Dans les pays de montagne comme le massif du Sancy, la transhumance reste une tradition paysanne revigorante, perpétuée chaque année.
En ce début du mois de juin, le ciel lourd n’est pourtant pas un présage de pluie. Aucune brise à l’horizon… Il semblerait que la météo soit enfin propice au grand départ. Ce matin, à Vernines, au cœur du Puy-de-Dôme, il n’est pas question de rêvasser. Richard Randanne, éleveur ovin, sa femme, ses enfants et une poignée d’amis téméraires entament les premiers mètres d’une longue marche d’une vingtaine de kilomètres vers le massif du Sancy. Les sept cents brebis de Richard le savent : là-haut, l’herbe est bien plus verte… Installé dans ce petit village niché sur un plateau volcanique, entre Mont-Dore et la chaîne des Puys, Richard vit à deux pas de chez ses parents qui élevaient des moutons et des bovins.
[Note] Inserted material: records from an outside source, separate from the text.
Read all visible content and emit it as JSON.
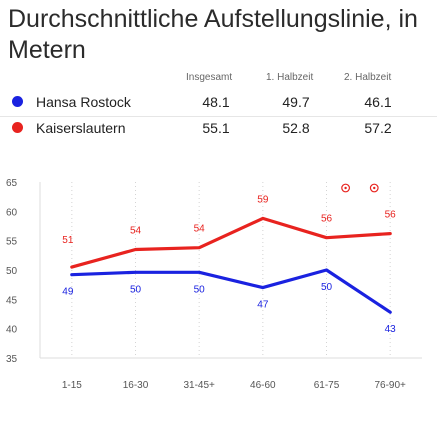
{
  "title": "Durchschnittliche Aufstellungslinie, in Metern",
  "columns": [
    "Insgesamt",
    "1. Halbzeit",
    "2. Halbzeit"
  ],
  "teams": [
    {
      "name": "Hansa Rostock",
      "color": "#1a22e0",
      "insgesamt": "48.1",
      "halbzeit1": "49.7",
      "halbzeit2": "46.1"
    },
    {
      "name": "Kaiserslautern",
      "color": "#e8231f",
      "insgesamt": "55.1",
      "halbzeit1": "52.8",
      "halbzeit2": "57.2"
    }
  ],
  "chart_data": {
    "type": "line",
    "categories": [
      "1-15",
      "16-30",
      "31-45+",
      "46-60",
      "61-75",
      "76-90+"
    ],
    "yticks": [
      35,
      40,
      45,
      50,
      55,
      60,
      65
    ],
    "ylim": [
      35,
      65
    ],
    "grid": "vertical-dotted",
    "goal_markers": [
      {
        "between": [
          "61-75",
          "76-90+"
        ],
        "position": 0.3,
        "icon": "football-icon"
      },
      {
        "between": [
          "61-75",
          "76-90+"
        ],
        "position": 0.75,
        "icon": "football-icon"
      }
    ],
    "series": [
      {
        "name": "Kaiserslautern",
        "color": "#e8231f",
        "values": [
          50.5,
          53.5,
          53.8,
          58.8,
          55.5,
          56.2
        ],
        "labels": [
          "51",
          "54",
          "54",
          "59",
          "56",
          "56"
        ]
      },
      {
        "name": "Hansa Rostock",
        "color": "#1a22e0",
        "values": [
          49.2,
          49.6,
          49.6,
          47.0,
          50.0,
          42.8
        ],
        "labels": [
          "49",
          "50",
          "50",
          "47",
          "50",
          "43"
        ]
      }
    ]
  }
}
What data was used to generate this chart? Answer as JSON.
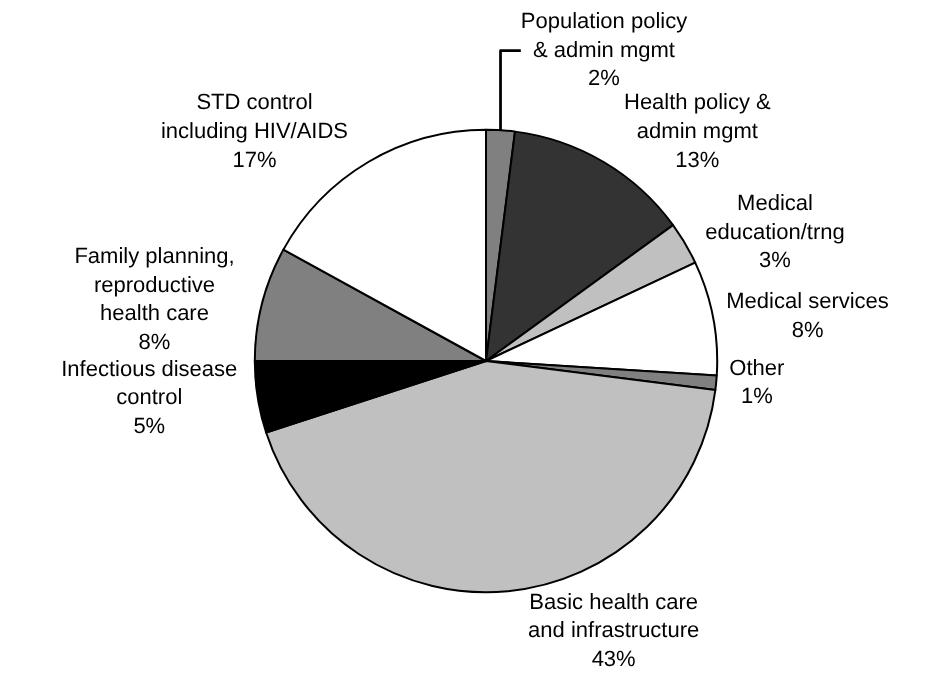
{
  "chart_data": {
    "type": "pie",
    "categories": [
      "Population policy\n& admin mgmt",
      "Health policy &\nadmin mgmt",
      "Medical\neducation/trng",
      "Medical services",
      "Other",
      "Basic health care\nand infrastructure",
      "Infectious disease\ncontrol",
      "Family planning,\nreproductive\nhealth care",
      "STD control\nincluding HIV/AIDS"
    ],
    "values": [
      2,
      13,
      3,
      8,
      1,
      43,
      5,
      8,
      17
    ],
    "value_labels": [
      "2%",
      "13%",
      "3%",
      "8%",
      "1%",
      "43%",
      "5%",
      "8%",
      "17%"
    ],
    "colors": [
      "#808080",
      "#333333",
      "#c0c0c0",
      "#ffffff",
      "#808080",
      "#c0c0c0",
      "#000000",
      "#808080",
      "#ffffff"
    ],
    "legend": false
  }
}
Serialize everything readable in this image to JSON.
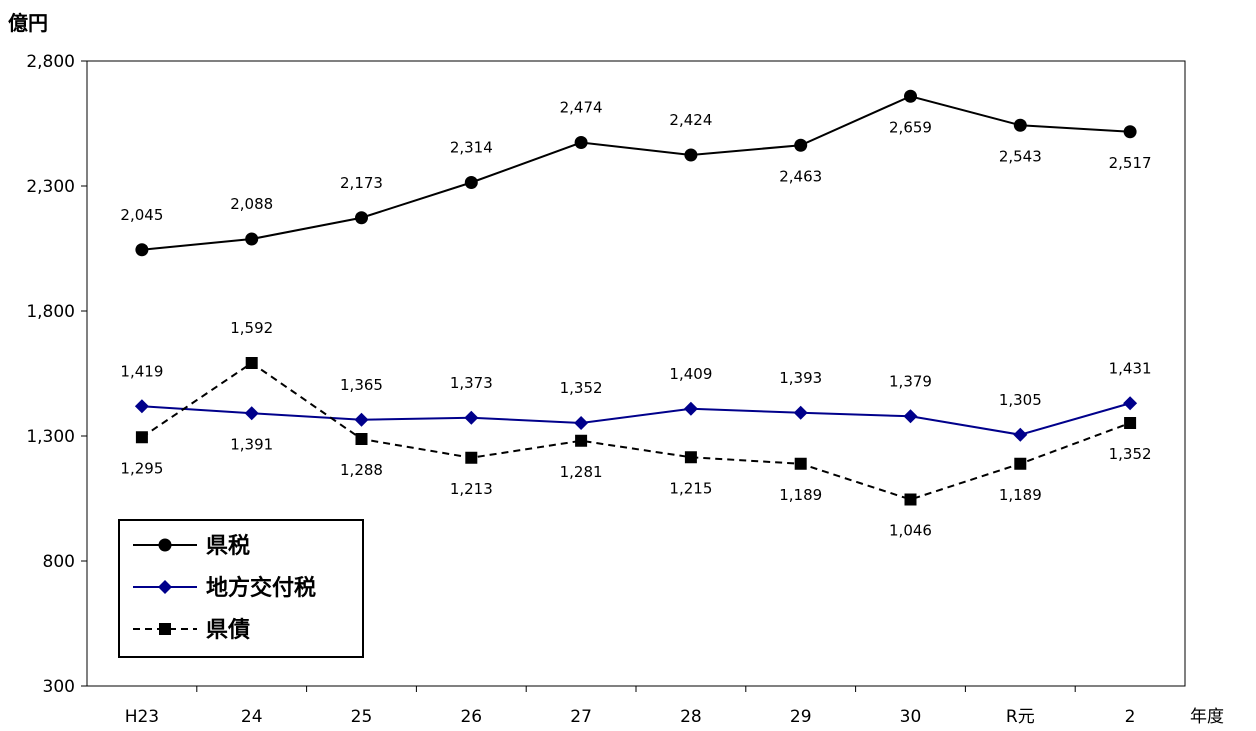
{
  "chart_data": {
    "type": "line",
    "y_unit_label": "億円",
    "x_unit_label": "年度",
    "categories": [
      "H23",
      "24",
      "25",
      "26",
      "27",
      "28",
      "29",
      "30",
      "R元",
      "2"
    ],
    "ylim": [
      300,
      2800
    ],
    "yticks": [
      300,
      800,
      1300,
      1800,
      2300,
      2800
    ],
    "ytick_labels": [
      "300",
      "800",
      "1,300",
      "1,800",
      "2,300",
      "2,800"
    ],
    "grid": false,
    "legend_position": "bottom-left",
    "series": [
      {
        "name": "県税",
        "color": "#000000",
        "marker": "circle",
        "dash": "solid",
        "values": [
          2045,
          2088,
          2173,
          2314,
          2474,
          2424,
          2463,
          2659,
          2543,
          2517
        ],
        "labels": [
          "2,045",
          "2,088",
          "2,173",
          "2,314",
          "2,474",
          "2,424",
          "2,463",
          "2,659",
          "2,543",
          "2,517"
        ],
        "label_pos": [
          "above",
          "above",
          "above",
          "above",
          "above",
          "above",
          "below",
          "below",
          "below",
          "below"
        ]
      },
      {
        "name": "地方交付税",
        "color": "#00008b",
        "marker": "diamond",
        "dash": "solid",
        "values": [
          1419,
          1391,
          1365,
          1373,
          1352,
          1409,
          1393,
          1379,
          1305,
          1431
        ],
        "labels": [
          "1,419",
          "1,391",
          "1,365",
          "1,373",
          "1,352",
          "1,409",
          "1,393",
          "1,379",
          "1,305",
          "1,431"
        ],
        "label_pos": [
          "above",
          "below",
          "above",
          "above",
          "above",
          "above",
          "above",
          "above",
          "above",
          "above"
        ]
      },
      {
        "name": "県債",
        "color": "#000000",
        "marker": "square",
        "dash": "dashed",
        "values": [
          1295,
          1592,
          1288,
          1213,
          1281,
          1215,
          1189,
          1046,
          1189,
          1352
        ],
        "labels": [
          "1,295",
          "1,592",
          "1,288",
          "1,213",
          "1,281",
          "1,215",
          "1,189",
          "1,046",
          "1,189",
          "1,352"
        ],
        "label_pos": [
          "below",
          "above",
          "below",
          "below",
          "below",
          "below",
          "below",
          "below",
          "below",
          "below"
        ]
      }
    ]
  }
}
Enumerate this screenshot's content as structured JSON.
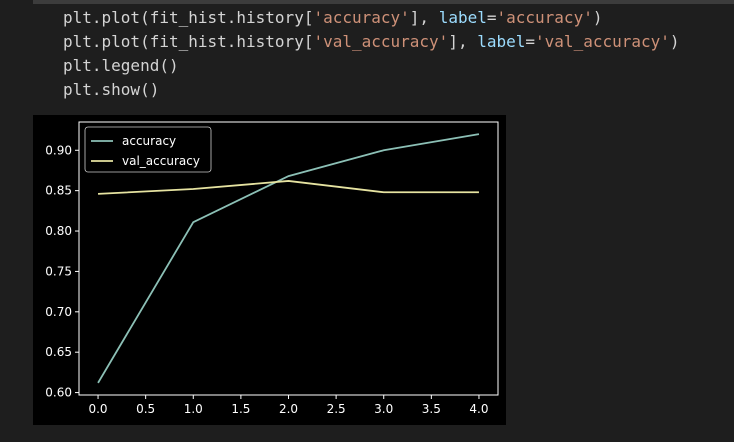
{
  "code": {
    "lines": [
      [
        {
          "t": "plt.plot(fit_hist.history[",
          "c": "op"
        },
        {
          "t": "'accuracy'",
          "c": "str"
        },
        {
          "t": "], ",
          "c": "op"
        },
        {
          "t": "label",
          "c": "kw"
        },
        {
          "t": "=",
          "c": "op"
        },
        {
          "t": "'accuracy'",
          "c": "str"
        },
        {
          "t": ")",
          "c": "op"
        }
      ],
      [
        {
          "t": "plt.plot(fit_hist.history[",
          "c": "op"
        },
        {
          "t": "'val_accuracy'",
          "c": "str"
        },
        {
          "t": "], ",
          "c": "op"
        },
        {
          "t": "label",
          "c": "kw"
        },
        {
          "t": "=",
          "c": "op"
        },
        {
          "t": "'val_accuracy'",
          "c": "str"
        },
        {
          "t": ")",
          "c": "op"
        }
      ],
      [
        {
          "t": "plt.legend()",
          "c": "op"
        }
      ],
      [
        {
          "t": "plt.show()",
          "c": "op"
        }
      ]
    ]
  },
  "colors": {
    "background": "#1e1e1e",
    "plot_background": "#000000",
    "axis": "#ffffff",
    "accuracy": "#8cc0b6",
    "val_accuracy": "#e6e3a1"
  },
  "chart_data": {
    "type": "line",
    "x": [
      0.0,
      1.0,
      2.0,
      3.0,
      4.0
    ],
    "series": [
      {
        "name": "accuracy",
        "values": [
          0.612,
          0.811,
          0.868,
          0.9,
          0.92
        ]
      },
      {
        "name": "val_accuracy",
        "values": [
          0.846,
          0.852,
          0.862,
          0.848,
          0.848
        ]
      }
    ],
    "xticks": [
      "0.0",
      "0.5",
      "1.0",
      "1.5",
      "2.0",
      "2.5",
      "3.0",
      "3.5",
      "4.0"
    ],
    "xtick_values": [
      0.0,
      0.5,
      1.0,
      1.5,
      2.0,
      2.5,
      3.0,
      3.5,
      4.0
    ],
    "yticks": [
      "0.60",
      "0.65",
      "0.70",
      "0.75",
      "0.80",
      "0.85",
      "0.90"
    ],
    "ytick_values": [
      0.6,
      0.65,
      0.7,
      0.75,
      0.8,
      0.85,
      0.9
    ],
    "xlim": [
      -0.2,
      4.2
    ],
    "ylim": [
      0.597,
      0.935
    ],
    "grid": false,
    "legend": "top-left",
    "title": "",
    "xlabel": "",
    "ylabel": ""
  }
}
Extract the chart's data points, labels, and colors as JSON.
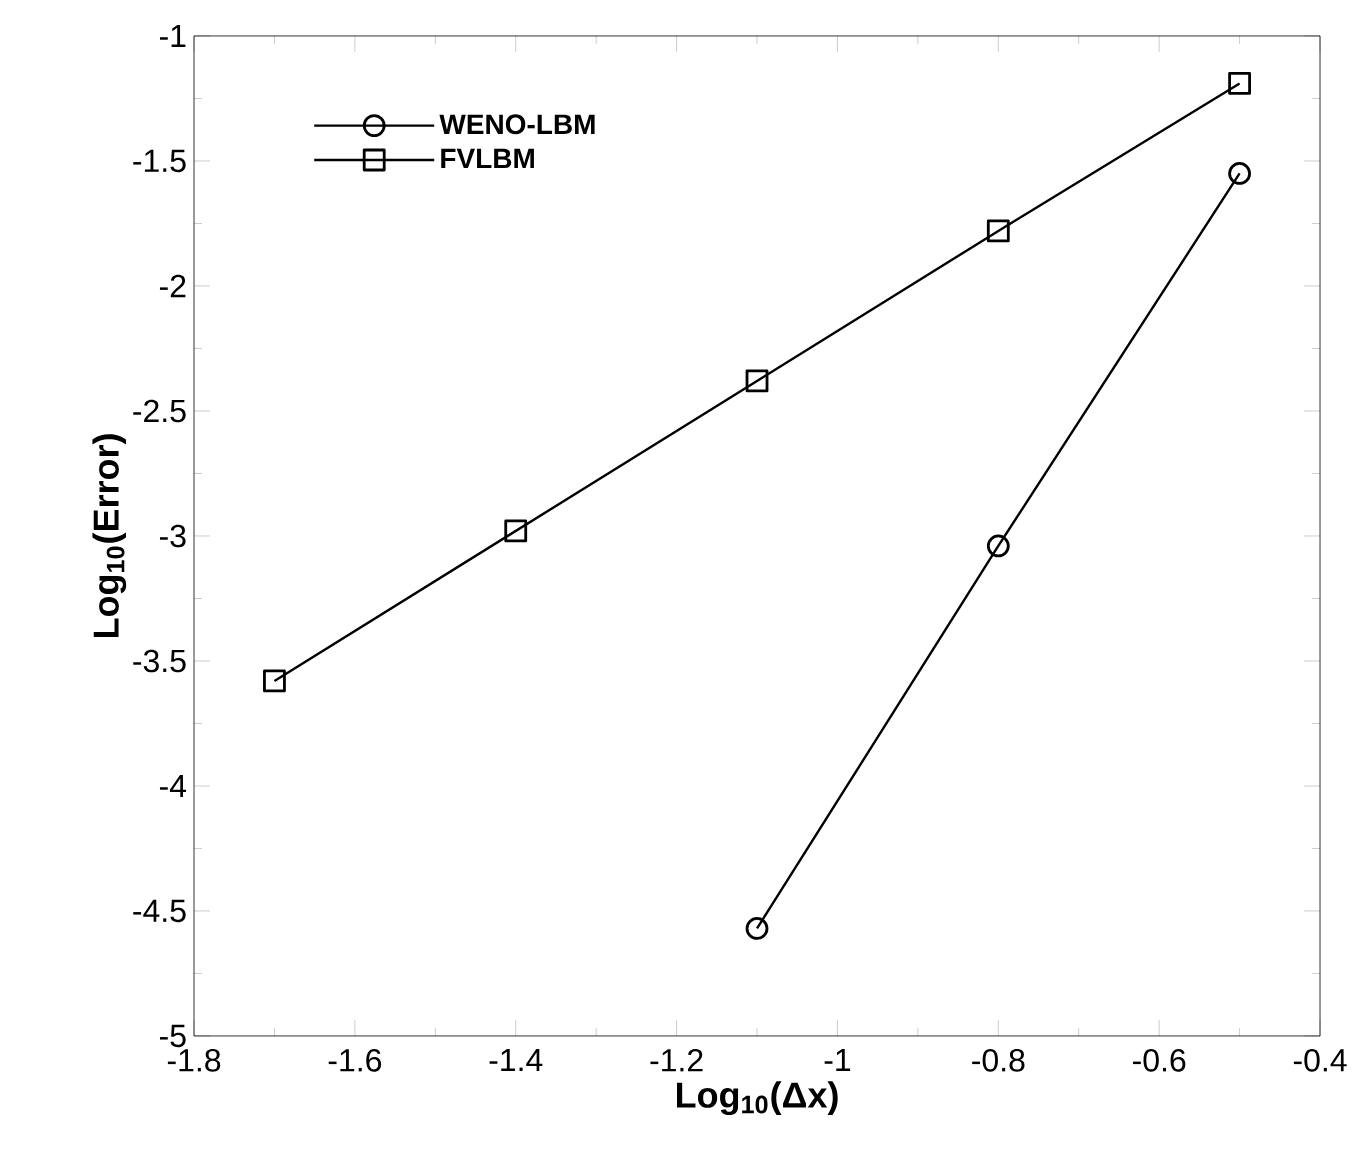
{
  "chart_data": {
    "type": "line",
    "xlabel": "Log$_{10}$(Δx)",
    "ylabel": "Log$_{10}$(Error)",
    "xlim": [
      -1.8,
      -0.4
    ],
    "ylim": [
      -5,
      -1
    ],
    "xticks": [
      -1.8,
      -1.6,
      -1.4,
      -1.2,
      -1,
      -0.8,
      -0.6,
      -0.4
    ],
    "yticks": [
      -5,
      -4.5,
      -4,
      -3.5,
      -3,
      -2.5,
      -2,
      -1.5,
      -1
    ],
    "legend": "top left",
    "grid": false,
    "line_style": "solid",
    "series": [
      {
        "name": "WENO-LBM",
        "color": "#000000",
        "marker": "circle",
        "x": [
          -1.1,
          -0.8,
          -0.5
        ],
        "values": [
          -4.57,
          -3.04,
          -1.55
        ]
      },
      {
        "name": "FVLBM",
        "color": "#000000",
        "marker": "square",
        "x": [
          -1.7,
          -1.4,
          -1.1,
          -0.8,
          -0.5
        ],
        "values": [
          -3.58,
          -2.98,
          -2.38,
          -1.78,
          -1.19
        ]
      }
    ]
  }
}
C’est en 1998 qu’il reprend les rênes de leur troupeau de ravas, des brebis rustiques et têtues ne reculant devant rien… De véritables Auvergnates ! Il est le premier de la famille à s’y consacrer entièrement.
Bâton et chiens de berger
Fils d’éleveurs, Richard est à l’aise avec ses bêtes et n’en est pas à sa première transhumance, ou « estive » comme on dit ici. Il faut dire que petit déjà, il suivait ses parents dans la montagne et jouait du bâton sans véritablement se soucier de grand-chose. « Un jour, à l’âge de 10 ans, raconte-t-il, on descendait les brebis. Il neigeait beaucoup et on n’y voyait rien. J’étais à l’arrière pour faire avancer les bêtes, mais le troupeau s’est scindé en deux sans qu’on s’en aperçoive. Mes parents, devant, continuaient à avancer. Moi, je suis resté un long moment tout seul avec mon chien dans la neige et le brouillard. » Une sacrée leçon ! Aujourd’hui, après avoir pris toutes les précautions nécessaires, c’est entouré de sa famille et de ses amis qu’il s’active en tête de son troupeau avec, toujours près de lui, Gitane et Chaussette, ses deux chiens de berger.
Un jour de marche
Avant de partir sur les hauteurs, Richard déparasite les brebis, les tond, leur coupe les onglons et les marque de bleu et de rouge, afin de les reconnaître si elles se mêlent à un autre troupeau. En général, il faut compter une bonne journée de marche avec, à la clé, la promesse d’une herbe fraîche et bien verte. Le bâton en main, Richard connaît l’itinéraire sur le bout des doigts. Il ouvre la marche, montre la voie à prendre, mais impose aussi la cadence. Il faut trouver le bon rythme, celui qui empêchera le troupeau de s’éparpiller. Les bêtes doivent avancer à la même allure, sans cela les retardataires s’essouffleraient et auraient du mal à terminer le voyage. D’ailleurs, à l’arrière, on surveille de près les brebis volages. Sous l’emprise de leur frénésie gourmande, elles broutent tout le long du chemin, allant parfois jusqu’à en perdre le peloton !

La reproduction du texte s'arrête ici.